La Caisse vient de faire un pas de géant dans la lutte contre les changements climatiques.

Elle est devenue mardi le premier investisseur institutionnel majeur au pays qui tourne complètement le dos à la production de pétrole. Gros bémol de huit milliards de dollars : on garde le gaz naturel et les pipelines.

Parmi ses pairs au Canada et aux États-Unis, la Caisse de dépôt et placement du Québec est à l’avant-garde de la lutte contre les changements climatiques. Son empreinte carbone est moins élevée que celle du fonds ontarien Teachers », qui a aussi des objectifs ambitieux (note 1). Les annonces de mardi confirment que la Caisse veut continuer d’être un leader environnemental.

Il faut donc applaudir. Sans offrir tout de suite une ovation.

Car le bas de laine des Québécois n’a fait que le tiers du chemin. Autant pour sortir des hydrocarbures que pour devenir carboneutre, l’objectif ultime qu’il ne faut pas perdre de vue.

En sortant de la production pétrolière, la Caisse envoie un message fort. Mais un peu prévisible, si on veut être honnête.

Depuis quatre ans, le bas de laine des Québécois avait vendu la moitié de ses investissements dans la production de pétrole. Il poursuivra donc sur sa lancée en vendant ce qui lui reste (4 milliards de dollars, soit 1 % de son portefeuille total) d’ici la fin de l’année 2022.

Il aurait pu le faire avant. Mais les titres pétroliers ont été malmenés au début de la pandémie. En 2021, les investisseurs se sont refaits sur ces titres (ex : le titre de Suncor s’est apprécié de 59 % depuis un an).

C’est un bon moment pour vendre.

En même temps, la Caisse choisit de garder ses investissements dans le gaz – « une énergie de transition », dit le PDG Charles Émond – et dans les oléoducs – l’économie en a encore besoin, explique-t-on. (La Caisse n’investira pas dans de nouveaux projets de pipelines et de gaz.)

On ne sera pas dans la production de pétrole, mais on va garder nos pipelines ? Vous avez raison d’être mêlé.

Malgré ses vertus vertes, la Caisse n’est pas un militant environnemental. Elle calcule les choses froidement – comme le fait souvent un investisseur. Et elle estime que les rendements dans la production de pétrole ne seront pas intéressants à long terme. Depuis 30 ans, les indices boursiers ont donné des rendements de 14 % par an, contre seulement 3-4 % par an pour le secteur pétrole/gaz, selon le PDG Charles Émond. Par contre, le gaz et les pipelines offrent de meilleures perspectives de rendement à long terme.
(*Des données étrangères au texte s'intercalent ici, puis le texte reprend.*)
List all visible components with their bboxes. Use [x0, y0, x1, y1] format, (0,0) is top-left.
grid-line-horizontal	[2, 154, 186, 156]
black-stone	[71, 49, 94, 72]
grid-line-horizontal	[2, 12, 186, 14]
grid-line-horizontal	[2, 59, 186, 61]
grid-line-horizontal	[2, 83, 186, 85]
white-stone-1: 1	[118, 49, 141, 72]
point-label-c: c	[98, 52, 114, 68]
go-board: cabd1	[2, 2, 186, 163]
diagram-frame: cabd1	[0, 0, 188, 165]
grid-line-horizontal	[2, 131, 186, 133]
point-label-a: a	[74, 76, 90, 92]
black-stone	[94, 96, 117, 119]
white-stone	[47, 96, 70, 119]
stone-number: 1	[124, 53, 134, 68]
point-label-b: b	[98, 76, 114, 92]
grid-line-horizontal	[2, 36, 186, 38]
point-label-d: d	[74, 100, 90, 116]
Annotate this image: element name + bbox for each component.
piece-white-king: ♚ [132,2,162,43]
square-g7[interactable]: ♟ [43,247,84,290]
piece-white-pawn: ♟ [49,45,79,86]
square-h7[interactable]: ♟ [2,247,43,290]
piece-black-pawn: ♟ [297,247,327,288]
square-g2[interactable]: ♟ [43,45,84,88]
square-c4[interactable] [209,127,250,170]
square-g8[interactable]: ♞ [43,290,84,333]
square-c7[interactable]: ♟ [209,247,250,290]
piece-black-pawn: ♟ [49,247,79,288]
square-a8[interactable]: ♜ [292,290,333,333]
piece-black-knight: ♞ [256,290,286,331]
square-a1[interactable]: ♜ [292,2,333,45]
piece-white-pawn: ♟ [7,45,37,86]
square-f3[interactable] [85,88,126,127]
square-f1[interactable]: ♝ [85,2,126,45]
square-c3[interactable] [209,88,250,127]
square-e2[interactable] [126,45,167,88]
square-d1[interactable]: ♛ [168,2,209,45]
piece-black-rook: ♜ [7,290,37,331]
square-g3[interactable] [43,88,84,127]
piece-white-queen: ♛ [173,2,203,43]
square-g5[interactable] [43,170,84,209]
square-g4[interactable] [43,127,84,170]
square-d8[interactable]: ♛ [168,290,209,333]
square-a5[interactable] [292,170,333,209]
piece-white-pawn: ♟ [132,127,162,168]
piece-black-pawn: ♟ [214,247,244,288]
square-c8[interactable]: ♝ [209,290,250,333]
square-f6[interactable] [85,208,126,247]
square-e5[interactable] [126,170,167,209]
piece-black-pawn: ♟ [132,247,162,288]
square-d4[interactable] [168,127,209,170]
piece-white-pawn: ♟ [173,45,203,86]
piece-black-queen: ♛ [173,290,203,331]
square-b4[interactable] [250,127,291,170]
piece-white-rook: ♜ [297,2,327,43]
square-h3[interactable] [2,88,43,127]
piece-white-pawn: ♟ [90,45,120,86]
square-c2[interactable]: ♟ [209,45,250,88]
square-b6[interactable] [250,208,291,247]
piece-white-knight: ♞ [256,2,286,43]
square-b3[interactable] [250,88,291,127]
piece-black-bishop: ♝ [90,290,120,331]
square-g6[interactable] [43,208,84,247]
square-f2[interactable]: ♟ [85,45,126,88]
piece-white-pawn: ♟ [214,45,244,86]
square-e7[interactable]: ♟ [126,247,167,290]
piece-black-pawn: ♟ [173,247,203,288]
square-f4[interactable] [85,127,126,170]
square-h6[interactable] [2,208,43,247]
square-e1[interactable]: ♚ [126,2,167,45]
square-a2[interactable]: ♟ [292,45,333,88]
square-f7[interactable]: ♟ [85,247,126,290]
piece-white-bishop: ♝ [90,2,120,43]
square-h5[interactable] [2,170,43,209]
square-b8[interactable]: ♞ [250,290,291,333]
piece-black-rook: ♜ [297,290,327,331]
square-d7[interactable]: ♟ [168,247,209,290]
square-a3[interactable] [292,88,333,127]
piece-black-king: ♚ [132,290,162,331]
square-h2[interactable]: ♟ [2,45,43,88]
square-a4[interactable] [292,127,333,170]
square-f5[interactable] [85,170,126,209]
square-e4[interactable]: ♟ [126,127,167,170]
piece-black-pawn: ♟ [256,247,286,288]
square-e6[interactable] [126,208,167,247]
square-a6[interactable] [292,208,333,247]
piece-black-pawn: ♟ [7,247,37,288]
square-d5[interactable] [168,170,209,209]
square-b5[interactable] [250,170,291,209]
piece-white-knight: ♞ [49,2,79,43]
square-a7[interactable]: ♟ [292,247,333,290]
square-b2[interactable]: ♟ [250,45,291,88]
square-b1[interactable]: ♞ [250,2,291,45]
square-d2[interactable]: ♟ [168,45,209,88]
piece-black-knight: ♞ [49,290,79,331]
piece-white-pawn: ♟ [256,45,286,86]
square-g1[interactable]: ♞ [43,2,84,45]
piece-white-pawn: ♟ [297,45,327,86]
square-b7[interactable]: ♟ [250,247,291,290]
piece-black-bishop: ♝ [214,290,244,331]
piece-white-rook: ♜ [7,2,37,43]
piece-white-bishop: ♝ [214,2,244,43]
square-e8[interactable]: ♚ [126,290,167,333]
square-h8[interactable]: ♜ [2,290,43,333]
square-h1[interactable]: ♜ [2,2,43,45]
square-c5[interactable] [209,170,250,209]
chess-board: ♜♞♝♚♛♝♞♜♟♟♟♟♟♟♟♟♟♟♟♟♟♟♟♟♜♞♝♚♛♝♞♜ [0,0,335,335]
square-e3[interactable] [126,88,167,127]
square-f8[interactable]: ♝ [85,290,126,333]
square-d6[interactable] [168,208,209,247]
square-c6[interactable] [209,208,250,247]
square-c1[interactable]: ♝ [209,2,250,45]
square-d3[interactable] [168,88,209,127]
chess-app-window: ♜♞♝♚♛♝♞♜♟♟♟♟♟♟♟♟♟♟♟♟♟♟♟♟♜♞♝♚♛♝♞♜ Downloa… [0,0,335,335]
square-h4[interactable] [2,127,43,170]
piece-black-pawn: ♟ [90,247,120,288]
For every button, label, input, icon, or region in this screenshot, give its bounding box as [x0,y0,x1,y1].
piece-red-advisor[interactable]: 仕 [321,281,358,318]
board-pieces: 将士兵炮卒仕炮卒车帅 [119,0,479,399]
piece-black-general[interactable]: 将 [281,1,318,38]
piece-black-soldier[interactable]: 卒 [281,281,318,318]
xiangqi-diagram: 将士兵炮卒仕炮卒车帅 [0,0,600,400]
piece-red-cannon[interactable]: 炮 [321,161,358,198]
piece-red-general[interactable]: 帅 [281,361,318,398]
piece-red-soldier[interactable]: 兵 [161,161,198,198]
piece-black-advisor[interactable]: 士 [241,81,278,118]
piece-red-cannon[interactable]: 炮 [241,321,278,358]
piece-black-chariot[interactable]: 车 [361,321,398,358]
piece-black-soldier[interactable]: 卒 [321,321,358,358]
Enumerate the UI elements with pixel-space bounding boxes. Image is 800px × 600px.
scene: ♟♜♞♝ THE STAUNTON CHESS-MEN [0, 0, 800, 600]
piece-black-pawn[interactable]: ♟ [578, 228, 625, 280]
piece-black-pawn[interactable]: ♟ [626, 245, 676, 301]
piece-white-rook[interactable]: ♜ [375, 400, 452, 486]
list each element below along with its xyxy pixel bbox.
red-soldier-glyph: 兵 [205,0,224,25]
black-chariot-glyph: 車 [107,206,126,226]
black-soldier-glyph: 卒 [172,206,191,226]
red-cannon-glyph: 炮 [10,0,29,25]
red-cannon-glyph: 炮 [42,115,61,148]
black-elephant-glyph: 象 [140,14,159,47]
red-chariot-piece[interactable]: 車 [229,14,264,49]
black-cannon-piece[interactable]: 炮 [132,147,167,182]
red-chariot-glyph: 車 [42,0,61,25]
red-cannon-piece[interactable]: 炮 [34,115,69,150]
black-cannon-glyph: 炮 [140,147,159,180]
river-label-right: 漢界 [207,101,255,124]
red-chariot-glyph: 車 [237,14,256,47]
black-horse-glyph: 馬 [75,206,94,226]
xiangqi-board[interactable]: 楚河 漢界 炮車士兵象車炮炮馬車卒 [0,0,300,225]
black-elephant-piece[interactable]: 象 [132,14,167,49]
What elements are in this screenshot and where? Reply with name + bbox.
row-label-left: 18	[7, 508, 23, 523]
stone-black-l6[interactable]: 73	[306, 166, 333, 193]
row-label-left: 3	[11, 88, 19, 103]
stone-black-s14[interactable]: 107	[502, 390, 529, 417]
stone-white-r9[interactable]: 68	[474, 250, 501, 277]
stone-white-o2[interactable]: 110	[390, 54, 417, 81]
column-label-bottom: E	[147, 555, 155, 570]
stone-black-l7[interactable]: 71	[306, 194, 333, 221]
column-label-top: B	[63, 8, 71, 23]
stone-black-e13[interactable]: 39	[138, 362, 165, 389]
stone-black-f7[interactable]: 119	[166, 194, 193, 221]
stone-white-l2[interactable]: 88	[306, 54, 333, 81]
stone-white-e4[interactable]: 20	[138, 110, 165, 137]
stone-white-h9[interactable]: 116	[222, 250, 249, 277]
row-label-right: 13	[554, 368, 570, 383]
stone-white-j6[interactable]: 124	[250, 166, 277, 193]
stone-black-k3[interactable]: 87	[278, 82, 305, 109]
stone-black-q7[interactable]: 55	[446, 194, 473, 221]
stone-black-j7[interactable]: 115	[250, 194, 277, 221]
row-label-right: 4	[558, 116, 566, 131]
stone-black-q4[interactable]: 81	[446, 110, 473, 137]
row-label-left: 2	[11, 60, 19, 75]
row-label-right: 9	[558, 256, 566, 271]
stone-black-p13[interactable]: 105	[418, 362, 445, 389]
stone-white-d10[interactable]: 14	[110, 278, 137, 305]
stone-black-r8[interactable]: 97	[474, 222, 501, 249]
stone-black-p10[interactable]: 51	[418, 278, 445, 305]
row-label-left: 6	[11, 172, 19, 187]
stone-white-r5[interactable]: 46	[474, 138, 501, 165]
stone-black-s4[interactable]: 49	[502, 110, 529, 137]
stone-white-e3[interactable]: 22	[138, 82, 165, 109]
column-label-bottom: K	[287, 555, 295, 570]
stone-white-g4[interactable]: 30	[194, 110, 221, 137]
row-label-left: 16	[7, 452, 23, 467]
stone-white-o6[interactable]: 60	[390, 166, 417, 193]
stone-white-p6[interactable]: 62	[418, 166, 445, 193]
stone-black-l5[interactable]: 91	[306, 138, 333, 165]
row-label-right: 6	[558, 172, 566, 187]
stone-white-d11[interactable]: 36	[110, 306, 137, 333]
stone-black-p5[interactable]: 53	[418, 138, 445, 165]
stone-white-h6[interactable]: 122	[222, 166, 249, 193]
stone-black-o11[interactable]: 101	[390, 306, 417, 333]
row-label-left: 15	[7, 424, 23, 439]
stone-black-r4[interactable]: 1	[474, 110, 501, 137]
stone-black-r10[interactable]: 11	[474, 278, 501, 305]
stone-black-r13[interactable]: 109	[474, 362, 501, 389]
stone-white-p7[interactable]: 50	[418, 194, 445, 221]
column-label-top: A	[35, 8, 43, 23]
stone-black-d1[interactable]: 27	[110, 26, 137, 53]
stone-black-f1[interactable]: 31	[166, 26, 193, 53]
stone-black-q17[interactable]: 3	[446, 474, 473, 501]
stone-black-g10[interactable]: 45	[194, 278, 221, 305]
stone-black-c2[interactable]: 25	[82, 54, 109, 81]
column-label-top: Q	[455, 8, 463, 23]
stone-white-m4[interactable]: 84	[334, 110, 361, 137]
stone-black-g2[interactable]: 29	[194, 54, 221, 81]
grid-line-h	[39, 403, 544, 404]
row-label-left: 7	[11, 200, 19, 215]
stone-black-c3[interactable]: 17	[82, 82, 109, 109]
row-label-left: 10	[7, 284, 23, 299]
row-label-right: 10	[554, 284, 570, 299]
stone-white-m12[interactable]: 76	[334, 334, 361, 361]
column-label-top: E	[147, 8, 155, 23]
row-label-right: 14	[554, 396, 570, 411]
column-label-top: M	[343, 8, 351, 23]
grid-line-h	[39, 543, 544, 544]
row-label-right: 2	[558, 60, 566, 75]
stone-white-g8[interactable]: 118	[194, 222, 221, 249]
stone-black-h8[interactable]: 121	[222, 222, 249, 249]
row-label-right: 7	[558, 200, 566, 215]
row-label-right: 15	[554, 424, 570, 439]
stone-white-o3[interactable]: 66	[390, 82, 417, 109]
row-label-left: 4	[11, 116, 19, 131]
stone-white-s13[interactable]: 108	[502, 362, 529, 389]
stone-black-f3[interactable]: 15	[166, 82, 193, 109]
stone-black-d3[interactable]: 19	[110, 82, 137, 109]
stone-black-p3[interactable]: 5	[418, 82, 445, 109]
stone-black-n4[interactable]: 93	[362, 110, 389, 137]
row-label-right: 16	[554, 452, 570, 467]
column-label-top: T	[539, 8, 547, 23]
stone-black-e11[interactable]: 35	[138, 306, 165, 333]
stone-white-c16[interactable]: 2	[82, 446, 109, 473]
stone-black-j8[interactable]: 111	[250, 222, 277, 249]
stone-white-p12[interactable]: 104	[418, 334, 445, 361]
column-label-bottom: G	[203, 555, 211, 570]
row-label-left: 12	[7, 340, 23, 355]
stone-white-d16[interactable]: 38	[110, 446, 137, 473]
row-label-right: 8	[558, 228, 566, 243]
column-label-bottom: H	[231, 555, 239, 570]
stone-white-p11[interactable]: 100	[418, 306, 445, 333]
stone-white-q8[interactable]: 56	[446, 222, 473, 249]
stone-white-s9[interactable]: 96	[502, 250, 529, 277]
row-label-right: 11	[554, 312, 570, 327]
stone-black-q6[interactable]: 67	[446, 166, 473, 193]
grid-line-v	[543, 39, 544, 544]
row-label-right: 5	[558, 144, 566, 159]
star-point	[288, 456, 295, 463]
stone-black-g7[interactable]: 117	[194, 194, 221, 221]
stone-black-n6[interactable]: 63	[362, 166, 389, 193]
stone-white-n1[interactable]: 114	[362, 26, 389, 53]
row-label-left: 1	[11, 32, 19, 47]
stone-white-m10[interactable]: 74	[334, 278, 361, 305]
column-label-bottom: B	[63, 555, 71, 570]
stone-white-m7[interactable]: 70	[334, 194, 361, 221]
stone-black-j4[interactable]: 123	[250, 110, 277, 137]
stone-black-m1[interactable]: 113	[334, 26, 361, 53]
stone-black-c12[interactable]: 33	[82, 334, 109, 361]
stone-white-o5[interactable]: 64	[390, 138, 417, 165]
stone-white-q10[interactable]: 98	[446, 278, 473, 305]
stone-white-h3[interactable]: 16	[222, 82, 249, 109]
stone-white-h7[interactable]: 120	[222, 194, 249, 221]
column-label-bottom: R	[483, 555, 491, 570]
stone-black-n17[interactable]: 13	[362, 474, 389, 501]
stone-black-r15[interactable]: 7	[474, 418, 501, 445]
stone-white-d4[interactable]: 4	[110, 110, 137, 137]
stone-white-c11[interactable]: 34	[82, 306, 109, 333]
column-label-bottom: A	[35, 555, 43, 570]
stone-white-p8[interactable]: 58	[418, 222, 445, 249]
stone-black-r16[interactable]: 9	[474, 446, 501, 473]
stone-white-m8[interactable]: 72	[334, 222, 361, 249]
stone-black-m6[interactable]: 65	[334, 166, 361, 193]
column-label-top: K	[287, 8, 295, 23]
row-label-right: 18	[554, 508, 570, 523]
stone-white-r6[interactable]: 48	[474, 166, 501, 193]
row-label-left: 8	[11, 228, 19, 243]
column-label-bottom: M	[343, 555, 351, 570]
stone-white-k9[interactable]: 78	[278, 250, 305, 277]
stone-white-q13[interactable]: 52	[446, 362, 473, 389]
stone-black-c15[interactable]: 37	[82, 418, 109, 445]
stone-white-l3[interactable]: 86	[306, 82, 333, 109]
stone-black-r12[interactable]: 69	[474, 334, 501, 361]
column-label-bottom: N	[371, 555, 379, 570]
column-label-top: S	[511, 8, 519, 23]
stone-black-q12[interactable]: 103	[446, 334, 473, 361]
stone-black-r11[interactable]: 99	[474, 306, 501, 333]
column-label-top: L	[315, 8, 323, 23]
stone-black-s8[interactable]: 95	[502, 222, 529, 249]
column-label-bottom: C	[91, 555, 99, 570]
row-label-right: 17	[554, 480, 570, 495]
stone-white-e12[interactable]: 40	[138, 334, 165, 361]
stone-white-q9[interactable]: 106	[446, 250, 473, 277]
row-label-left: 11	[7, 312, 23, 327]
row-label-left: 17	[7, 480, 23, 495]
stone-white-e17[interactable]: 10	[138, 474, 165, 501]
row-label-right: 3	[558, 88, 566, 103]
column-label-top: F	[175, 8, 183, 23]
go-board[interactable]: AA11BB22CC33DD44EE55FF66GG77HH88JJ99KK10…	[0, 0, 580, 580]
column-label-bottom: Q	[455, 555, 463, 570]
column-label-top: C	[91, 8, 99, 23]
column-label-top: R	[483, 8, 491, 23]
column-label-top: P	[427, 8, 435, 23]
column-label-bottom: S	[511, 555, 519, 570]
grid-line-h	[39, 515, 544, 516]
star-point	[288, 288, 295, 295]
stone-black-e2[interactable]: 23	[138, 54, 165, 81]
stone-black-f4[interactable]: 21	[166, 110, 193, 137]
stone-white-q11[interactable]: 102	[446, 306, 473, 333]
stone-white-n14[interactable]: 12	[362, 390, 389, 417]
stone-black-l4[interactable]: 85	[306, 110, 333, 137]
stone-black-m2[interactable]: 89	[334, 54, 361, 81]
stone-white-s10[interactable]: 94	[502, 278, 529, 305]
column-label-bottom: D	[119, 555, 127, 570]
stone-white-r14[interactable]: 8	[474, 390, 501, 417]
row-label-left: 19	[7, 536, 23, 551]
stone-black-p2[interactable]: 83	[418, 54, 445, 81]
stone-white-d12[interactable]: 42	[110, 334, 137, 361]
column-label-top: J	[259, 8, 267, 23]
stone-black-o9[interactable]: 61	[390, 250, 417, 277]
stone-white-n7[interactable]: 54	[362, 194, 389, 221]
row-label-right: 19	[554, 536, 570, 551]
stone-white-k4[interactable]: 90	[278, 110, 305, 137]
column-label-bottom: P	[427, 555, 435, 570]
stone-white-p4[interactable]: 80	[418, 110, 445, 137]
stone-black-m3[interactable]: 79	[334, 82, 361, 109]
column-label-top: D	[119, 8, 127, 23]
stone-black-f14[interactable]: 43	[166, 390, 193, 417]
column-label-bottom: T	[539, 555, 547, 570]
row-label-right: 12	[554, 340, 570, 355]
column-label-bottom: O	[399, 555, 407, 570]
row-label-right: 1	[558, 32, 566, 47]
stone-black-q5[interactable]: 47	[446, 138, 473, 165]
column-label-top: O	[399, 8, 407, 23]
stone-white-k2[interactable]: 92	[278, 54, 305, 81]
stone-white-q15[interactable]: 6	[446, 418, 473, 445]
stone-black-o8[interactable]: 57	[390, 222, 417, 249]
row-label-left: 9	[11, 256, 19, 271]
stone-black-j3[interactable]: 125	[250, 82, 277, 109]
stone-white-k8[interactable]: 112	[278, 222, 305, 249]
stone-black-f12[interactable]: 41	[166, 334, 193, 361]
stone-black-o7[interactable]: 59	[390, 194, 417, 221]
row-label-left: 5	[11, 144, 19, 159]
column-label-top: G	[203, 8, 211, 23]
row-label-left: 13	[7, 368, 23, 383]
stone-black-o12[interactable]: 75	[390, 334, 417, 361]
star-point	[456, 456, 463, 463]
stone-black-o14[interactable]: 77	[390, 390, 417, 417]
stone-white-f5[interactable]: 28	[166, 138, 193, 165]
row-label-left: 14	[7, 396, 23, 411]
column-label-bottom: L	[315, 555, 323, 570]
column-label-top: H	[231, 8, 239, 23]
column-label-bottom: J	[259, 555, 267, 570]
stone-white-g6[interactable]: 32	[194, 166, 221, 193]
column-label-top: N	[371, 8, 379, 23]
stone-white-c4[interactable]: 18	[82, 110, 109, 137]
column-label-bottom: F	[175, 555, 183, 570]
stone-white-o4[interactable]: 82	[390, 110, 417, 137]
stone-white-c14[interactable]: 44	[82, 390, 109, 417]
Autre facteur ayant pesé dans la balance : la production de pétrole représente 1 % du portefeuille (quatre milliards), mais les pipelines et le gaz en représentent 2 % (huit milliards).

On sort donc seulement au tiers des hydrocarbures.

Si la Caisse vendait demain matin tous ses titres pétroliers, gaziers et ses pipelines, ça nous donnerait bonne conscience.

Mais ça ne changerait pas grand-chose pour la planète si on ne diminuait pas l’empreinte carbone du reste du portefeuille de la Caisse, qui compte pour environ 85 % de son empreinte carbone.

Voilà pourquoi l’objectif le plus important de la Caisse est de devenir carboneutre – zéro émission de CO2 – en 2050. Et à plus court terme, de réduire de 60 % d’ici 2030, par rapport au niveau de 2017.

Comparons-nous un instant : Teachers’ vise aussi la carboneutralité en 2050, mais la caisse de retraite des employés de l’État de New York, qui vient de vendre pour sept milliards US de titres pétroliers, vise 2040.

En 2017, les investissements de la Caisse généraient 79 tonnes de CO2/million de dollars investi. L’empreinte carbone a diminué de 38 % en 2020. La Caisse a donc parcouru un peu plus du tiers du chemin. Les deux derniers tiers seront les plus difficiles.

La sortie de la production de pétrole est un pas de géant. Mais la Caisse devra en faire plusieurs autres pour atteindre ses objectifs ultimes – nos objectifs ultimes – : la carboneutralité.

Note 1 : Pour l’année 2019 (la dernière année disponible chez Teachers »), l’empreinte carbone du portefeuille de Teachers’ est de 79 tonnes de CO2/million de dollars investi, contre 63 tonnes de CO2/million de dollars investi pour la Caisse.